GitHub - uwegeercken/tweakstreet-samples

Tweakstreet Data Integration Tool Samples

Various examples for the Tweakstreet Data Integration Tool. The samples offer different levels of difficulty, so that both beginners and advanced users can benefit from it. For the Tweakstreet ETL tool, check out the Tweakstreet website here: https://tweakstreet.io

The base components of the Tweakstreet GUI application are: control flows, data flows, steps, hops and modules. Control flows allow serial processing of tasks; they typically contain - amongst other components - one or multiple data flows. Data flows execute certain processing tasks in parallel. The core components in a data flow are steps - which encapsulate certain functionality - and the hops which connect steps to each other. Modules allow to define variables or additional functionality (functions) in a file and config modules can be used to define configuration e.g. for development and production environments. Besides handling flat records, Tweakstreet represents all data natively as nested data structures.

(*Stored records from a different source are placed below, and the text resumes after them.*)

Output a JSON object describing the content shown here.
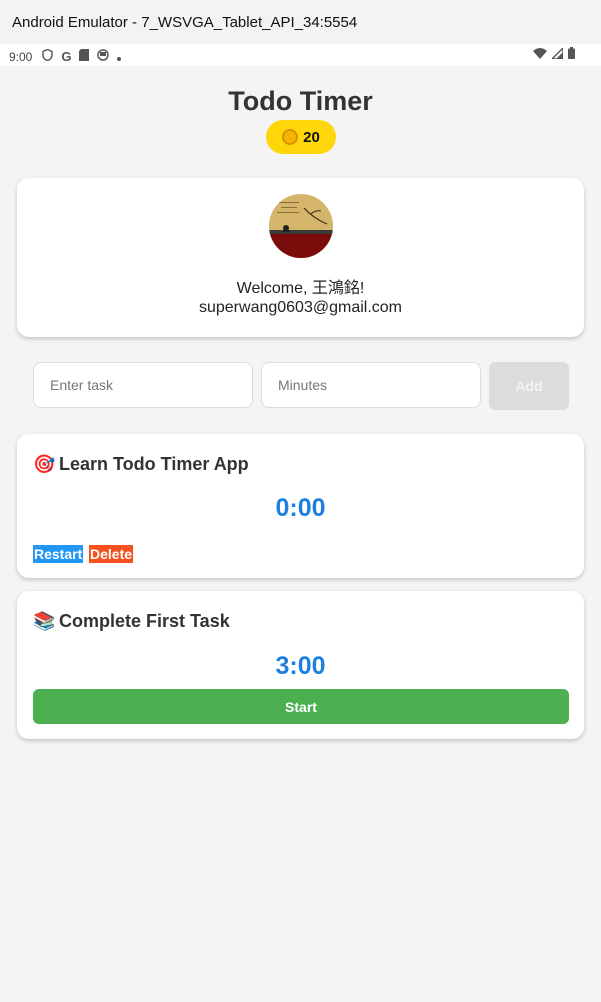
{
  "window": {
    "title": "Android Emulator - 7_WSVGA_Tablet_API_34:5554"
  },
  "statusbar": {
    "time": "9:00",
    "icons": [
      "shield-icon",
      "google-icon",
      "sd-card-icon",
      "notification-icon",
      "dot-icon",
      "wifi-icon",
      "signal-icon",
      "battery-icon"
    ]
  },
  "app": {
    "title": "Todo Timer",
    "coins": "20",
    "profile": {
      "welcome": "Welcome, 王鴻銘!",
      "email": "superwang0603@gmail.com"
    },
    "form": {
      "task_placeholder": "Enter task",
      "minutes_placeholder": "Minutes",
      "add_label": "Add"
    },
    "tasks": [
      {
        "emoji": "🎯",
        "title": "Learn Todo Timer App",
        "timer": "0:00",
        "restart_label": "Restart",
        "delete_label": "Delete"
      },
      {
        "emoji": "📚",
        "title": "Complete First Task",
        "timer": "3:00",
        "start_label": "Start"
      }
    ]
  },
  "colors": {
    "accent_blue": "#1e7fe0",
    "coin_yellow": "#ffd60a",
    "start_green": "#4caf50",
    "restart_blue": "#2196f3",
    "delete_orange": "#f4511e"
  }
}
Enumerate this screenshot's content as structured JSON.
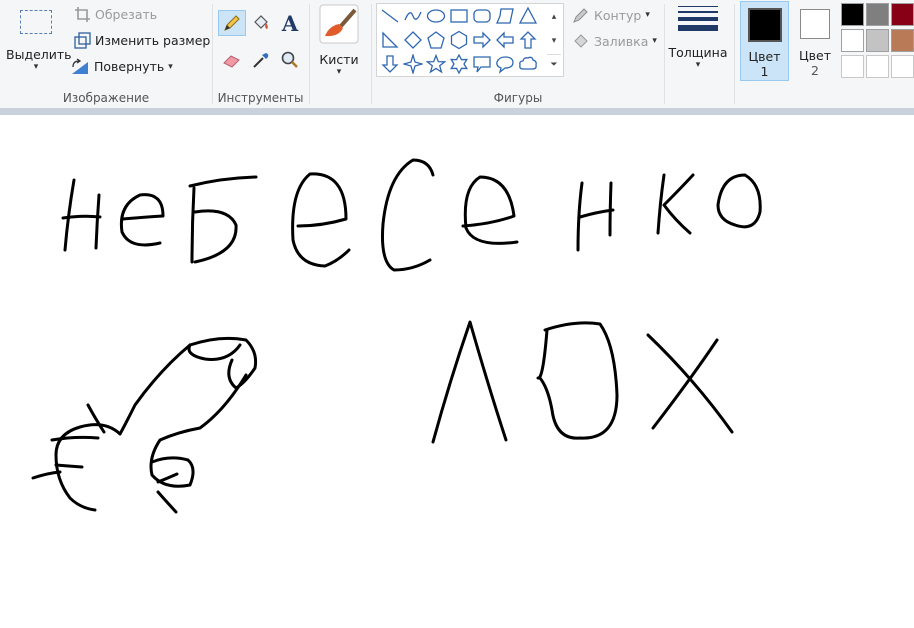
{
  "image_group": {
    "select_label": "Выделить",
    "crop_label": "Обрезать",
    "resize_label": "Изменить размер",
    "rotate_label": "Повернуть",
    "group_label": "Изображение"
  },
  "tools_group": {
    "group_label": "Инструменты",
    "text_tool_glyph": "A"
  },
  "brushes": {
    "label": "Кисти"
  },
  "shapes_group": {
    "group_label": "Фигуры",
    "outline_label": "Контур",
    "fill_label": "Заливка"
  },
  "size": {
    "label": "Толщина"
  },
  "color1": {
    "label_top": "Цвет",
    "label_bottom": "1",
    "color": "#000000"
  },
  "color2": {
    "label_top": "Цвет",
    "label_bottom": "2",
    "color": "#ffffff"
  },
  "palette": {
    "colors": [
      "#000000",
      "#7f7f7f",
      "#880015",
      "#ffffff",
      "#c3c3c3",
      "#b97a57",
      "#ffffff",
      "#ffffff",
      "#ffffff"
    ]
  },
  "accent": "#0078d7",
  "canvas": {
    "stroke_color": "#000000",
    "background": "#ffffff"
  }
}
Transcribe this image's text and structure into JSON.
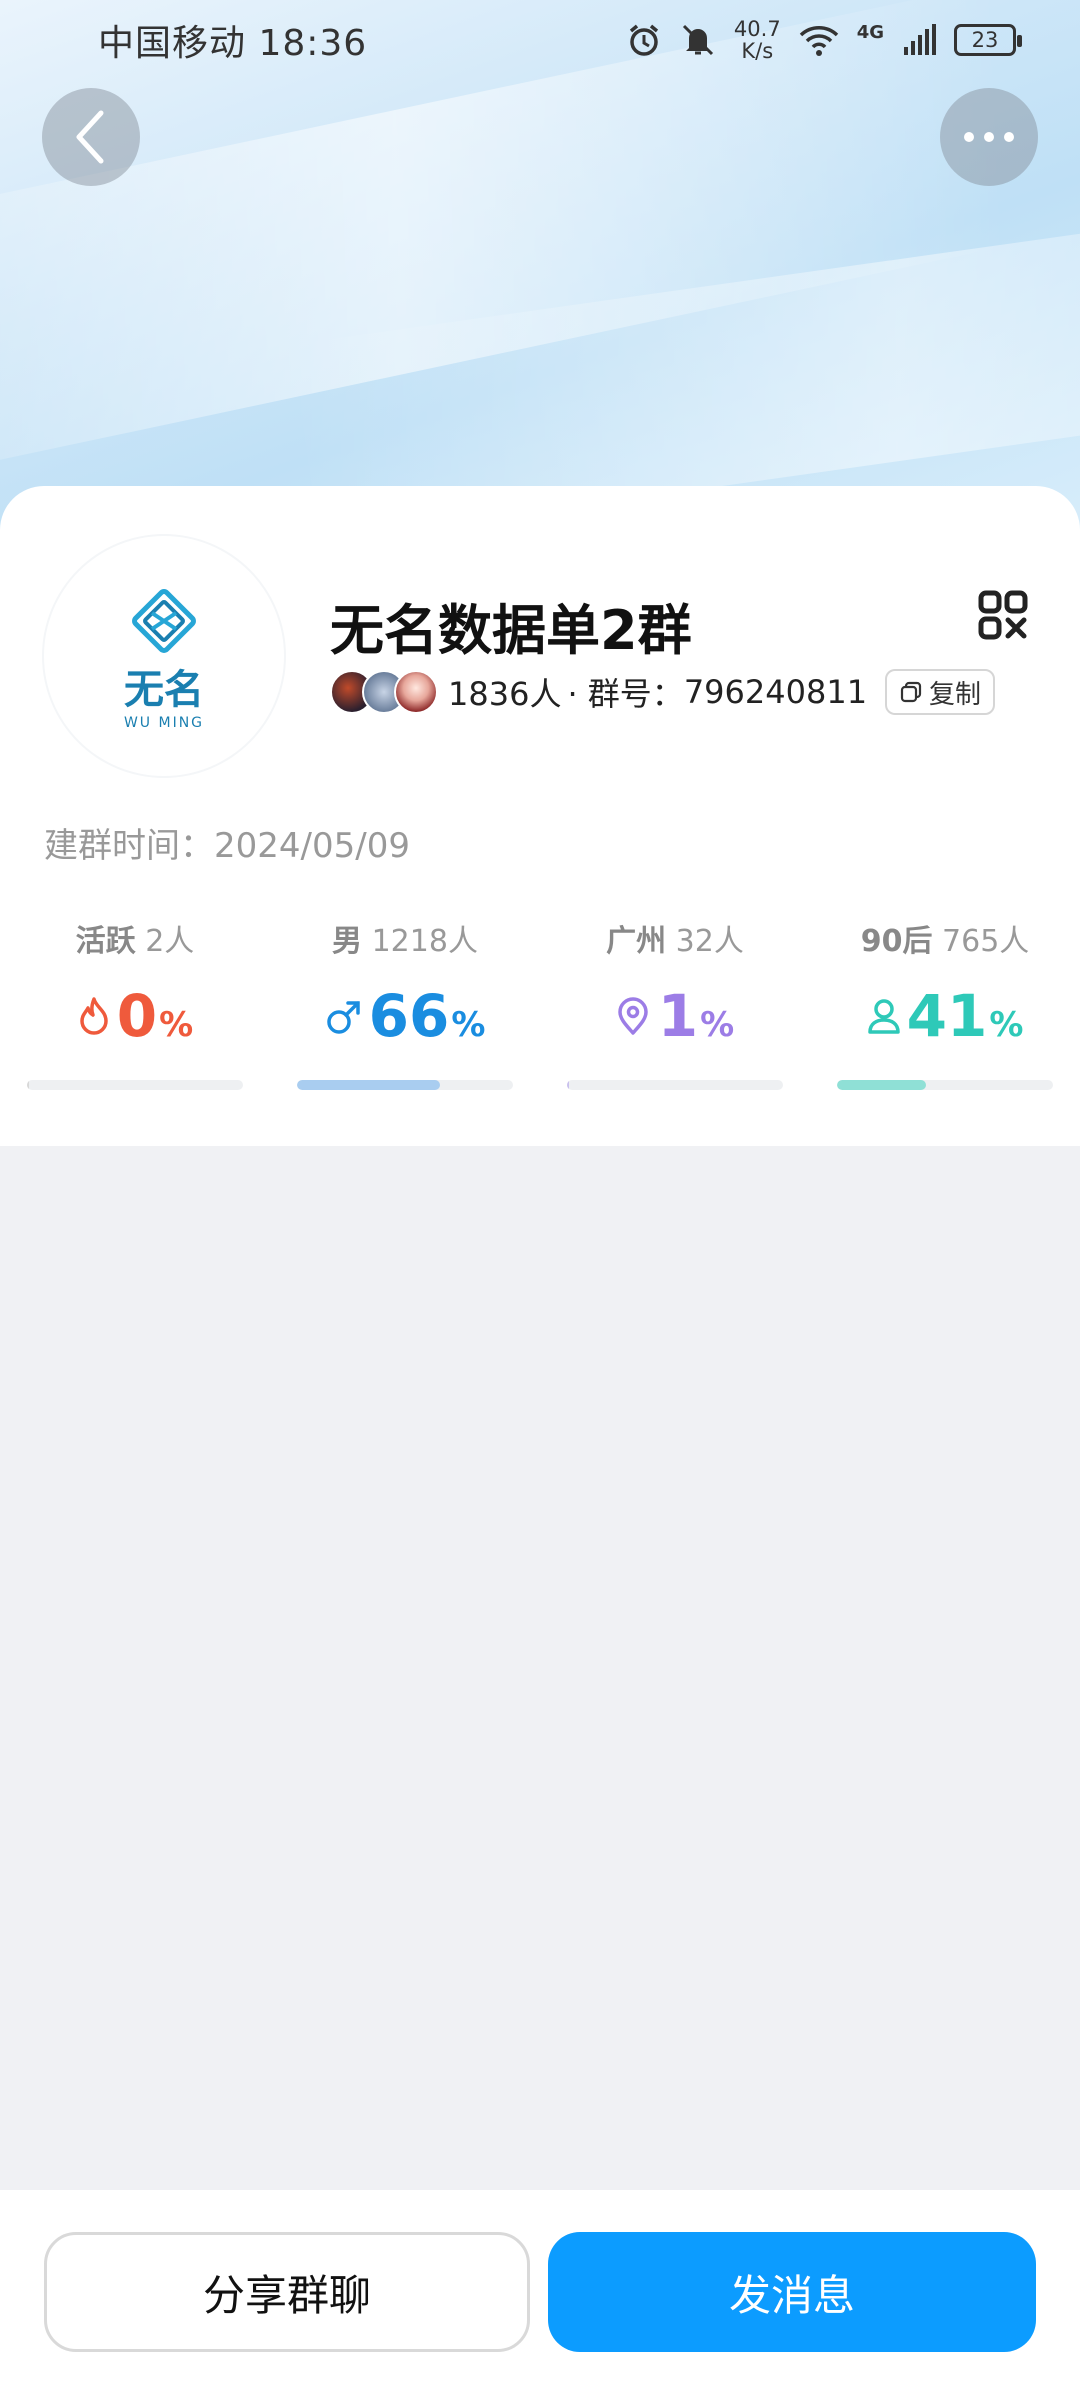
{
  "status_bar": {
    "carrier_time": "中国移动 18:36",
    "net_speed_value": "40.7",
    "net_speed_unit": "K/s",
    "network": "4G",
    "battery": "23"
  },
  "header": {
    "back_icon": "chevron-left-icon",
    "more_icon": "ellipsis-icon"
  },
  "group": {
    "logo_text": "无名",
    "logo_sub": "WU MING",
    "name": "无名数据单2群",
    "member_count": "1836人",
    "group_id_label": "· 群号：",
    "group_id": "796240811",
    "copy_label": "复制",
    "created_label": "建群时间：",
    "created_date": "2024/05/09"
  },
  "stats": [
    {
      "label": "活跃",
      "count": "2人",
      "value": "0",
      "unit": "%",
      "icon": "flame-icon",
      "color": "#ef5a3c",
      "fill": 0.0
    },
    {
      "label": "男",
      "count": "1218人",
      "value": "66",
      "unit": "%",
      "icon": "male-icon",
      "color": "#1a8de0",
      "fill": 0.66
    },
    {
      "label": "广州",
      "count": "32人",
      "value": "1",
      "unit": "%",
      "icon": "location-icon",
      "color": "#9c7de6",
      "fill": 0.01
    },
    {
      "label": "90后",
      "count": "765人",
      "value": "41",
      "unit": "%",
      "icon": "person-icon",
      "color": "#2ec9b8",
      "fill": 0.41
    }
  ],
  "bar_colors": [
    "#d8d8d8",
    "#a9cdf0",
    "#c9c0ee",
    "#8fe0d6"
  ],
  "actions": {
    "share_label": "分享群聊",
    "send_label": "发消息"
  }
}
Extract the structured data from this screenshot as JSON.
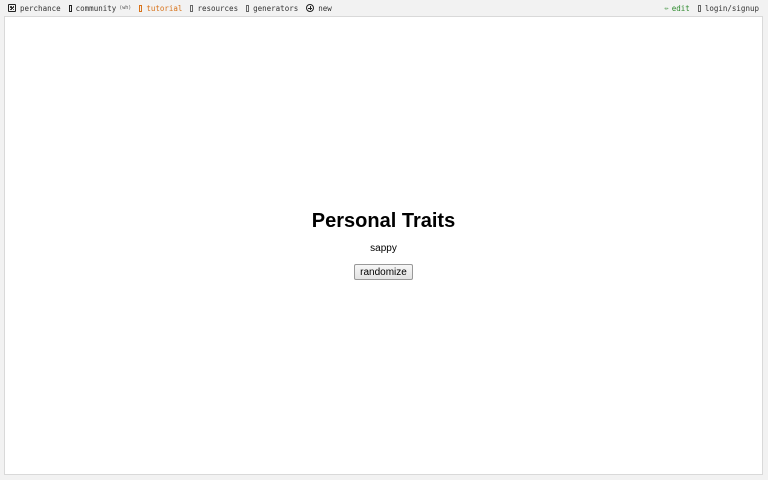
{
  "nav": {
    "left": [
      {
        "label": "perchance",
        "icon": "dice-icon"
      },
      {
        "label": "community",
        "suffix": "(wh)",
        "icon": "community-icon"
      },
      {
        "label": "tutorial",
        "icon": "tutorial-icon"
      },
      {
        "label": "resources",
        "icon": "resources-icon"
      },
      {
        "label": "generators",
        "icon": "generators-icon"
      },
      {
        "label": "new",
        "icon": "plus-circle-icon"
      }
    ],
    "right": [
      {
        "label": "edit",
        "icon": "pencil-icon"
      },
      {
        "label": "login/signup",
        "icon": "login-icon"
      }
    ]
  },
  "generator": {
    "title": "Personal Traits",
    "output": "sappy",
    "button_label": "randomize"
  },
  "colors": {
    "tutorial": "#d8731a",
    "edit": "#2d8a2d"
  }
}
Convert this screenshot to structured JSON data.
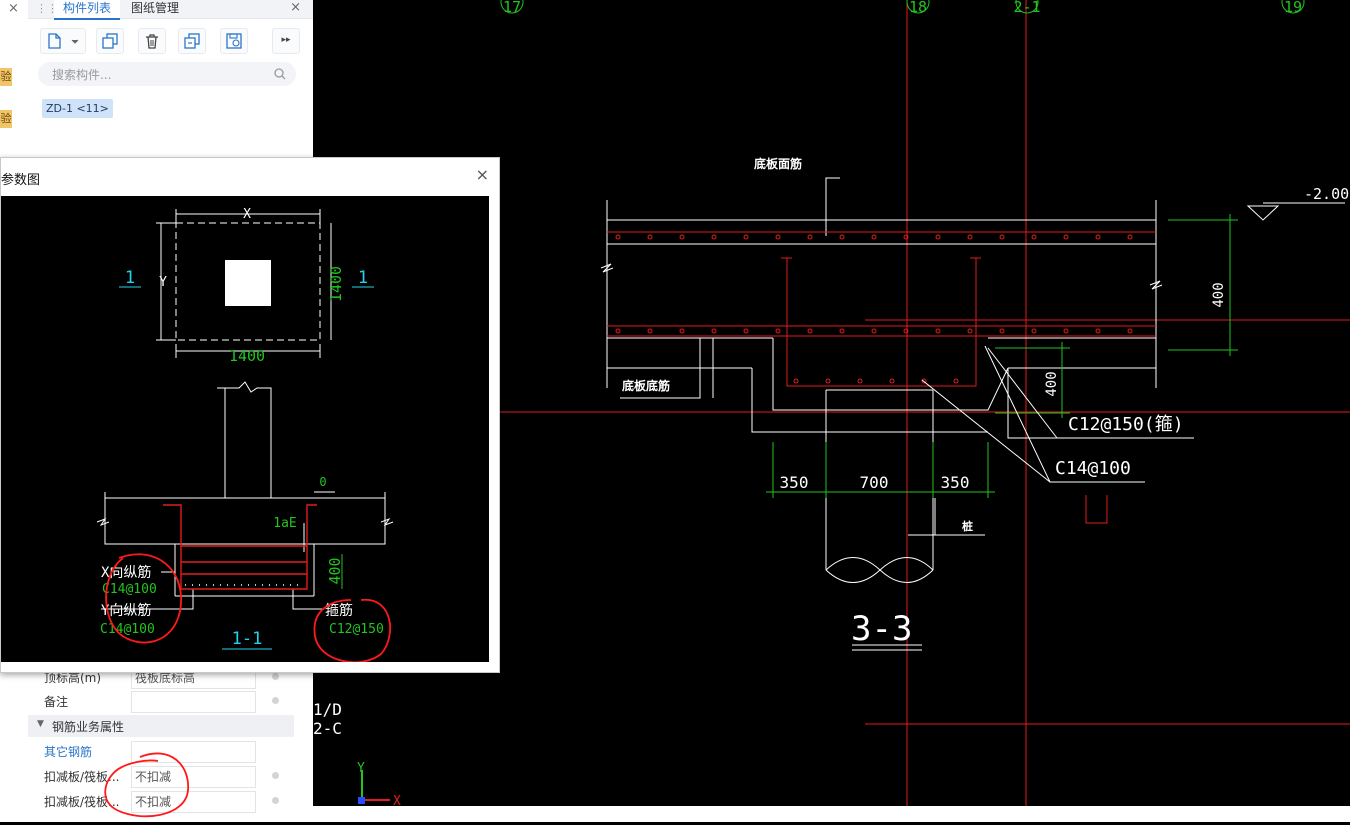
{
  "left_strip": {
    "close": "×",
    "badges": [
      "验",
      "验"
    ]
  },
  "panel": {
    "tabs": [
      "构件列表",
      "图纸管理"
    ],
    "close": "×",
    "search_placeholder": "搜索构件...",
    "component_item": "ZD-1 <11>",
    "more": "▸▸"
  },
  "properties": {
    "rows": [
      {
        "label": "顶标高(m)",
        "value": "筏板底标高"
      },
      {
        "label": "备注",
        "value": ""
      }
    ],
    "section_title": "钢筋业务属性",
    "rebar_rows": [
      {
        "label": "其它钢筋",
        "value": ""
      },
      {
        "label": "扣减板/筏板...",
        "value": "不扣减"
      },
      {
        "label": "扣减板/筏板...",
        "value": "不扣减"
      }
    ]
  },
  "dialog": {
    "title": "参数图",
    "close": "×",
    "drawing": {
      "dim_x": "X",
      "dim_y": "Y",
      "dim_bottom": "1400",
      "dim_right": "1400",
      "section_mark": "1",
      "dim_zero": "0",
      "anchor_label": "1aE",
      "dim_height": "400",
      "x_bar_label": "X向纵筋",
      "x_bar_value": "C14@100",
      "y_bar_label": "Y向纵筋",
      "y_bar_value": "C14@100",
      "stirrup_label": "箍筋",
      "stirrup_value": "C12@150",
      "section_title": "1-1"
    }
  },
  "cad": {
    "axes": [
      "17",
      "18",
      "2-1",
      "19"
    ],
    "elevation": "-2.000",
    "top_rebar": "底板面筋",
    "bottom_rebar": "底板底筋",
    "dim_400_a": "400",
    "dim_400_b": "400",
    "dim_350_left": "350",
    "dim_700": "700",
    "dim_350_right": "350",
    "callout_1": "C12@150(箍)",
    "callout_2": "C14@100",
    "pile_label": "桩",
    "section_title": "3-3",
    "axis_labels": [
      "1/D",
      "2-C"
    ],
    "ucs_y": "Y",
    "ucs_x": "X"
  },
  "colors": {
    "cad_background": "#000000",
    "cad_red": "#e11d1d",
    "cad_green": "#22c41f",
    "cad_cyan": "#22d3ee",
    "annotation_red": "#ff1a1a",
    "tab_active": "#2a75c9"
  }
}
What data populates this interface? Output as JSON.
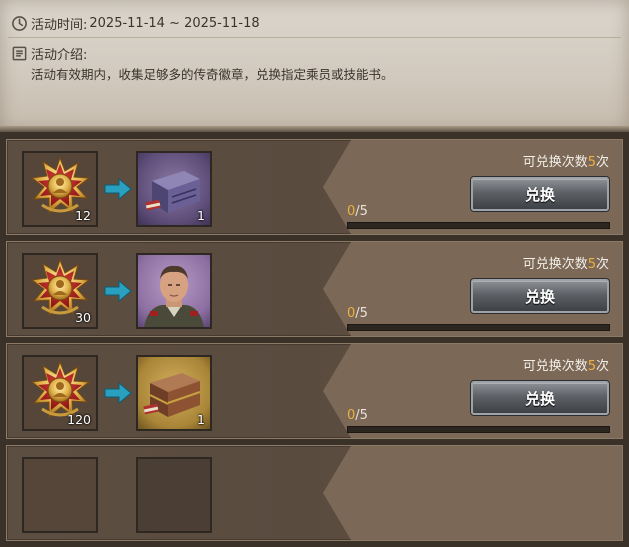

Except for the database related examples, the samples in this repository are self contained. You do not need anything else except of the Tweakstreet application which can be downloaded from the above site. The repository also contains a folder: data. The data files in this folder are used for the samples. For each sample there is also a screenshot available. All samples have a description on the dataflow or controlflow level, as well as descriptions for all or most of the steps.

For the samples with the SQLite database you need to download the JDBC driver from https://github.com/xerial/sqlite-jdbc or another source. Put the JDBC driver jar file into the HOME/.tweakstreet/drivers folder.

I recommend to also check the Tweakstreet forum at: https://forum.tweakstreet.io/ which contains tutorials, data challenges and more.

To get a copy of all samples clone this repository, install the Tweakstreet Data Integration Tool and run it. On the Tweakstreet homepage you find a link to the documentation. There is also an introduction tutorial video available on youtube: https://www.youtube.com/watch?v=zjduMFtbmFM.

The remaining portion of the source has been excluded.